Leider war ebenfalls Bedingung, dass die Grammatik vor Anwendung des Algorithmus nicht in Chomsky Normalform umgeformt werden darf...Also muss wirklich der Algorithmus an sich angepasst werden


----------



## Kirby.exe (27. Mai 2021)

fhoffmann hat gesagt.:


> Ich würde eher empfehlen, mir den CYK-Algorithmus genauer anzugucken und diese Erweiterung einzubauen.
> 
> Aber das ist nur ein vages Gefühl und ich habe keine wirkliche Lösung.


Well there is our Problem xD Ich habe mir das Ding jetzt ewig angeschaut und keinen blassen Schimmer


----------



## Kirby.exe (27. Mai 2021)

mihe7 hat gesagt.:


> Oh, da will ich gar nicht widersprechen. Meine Aussage war auf das Studium bezogen, da hängt es dann wohl stark vom Dozenten ab.

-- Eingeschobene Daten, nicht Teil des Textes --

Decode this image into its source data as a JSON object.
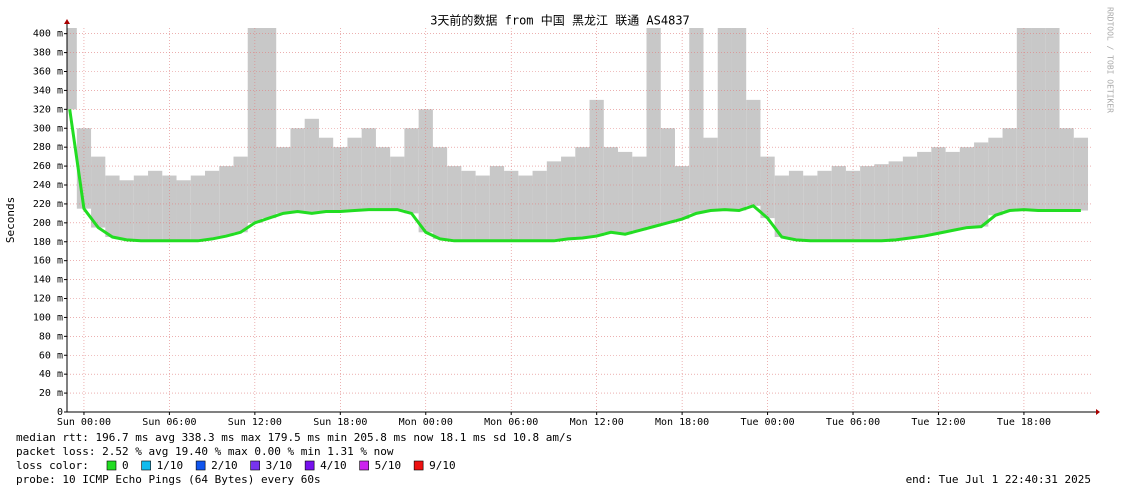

Wenn Du null Erklärungen sondern nur Formeln und Beweise um die Ohren gehauen bekommst und in jeder(!) Aufgabe, mit der Du dann das nicht vermittelte Wissen üben sollst, Fehler enthalten sind, die Dich Tage an Zeit kosten, dann kotzt Dich das irgendwann nur noch an. Die Aussage von @Kirby.exe bzgl. des "Lieblingsfachs" kann ich sehr gut nachvollziehen


Du sprichst mir aus der Seele xD Der Prof kennt sein Themengebiet sehr gut und das ist auch schön, aber didaktisch könnte das ein kleines Kind besser...xD Die Vorlesung ist mist und das Skript eine einzige Formelsammlung und wirkliche Erklärungen


----------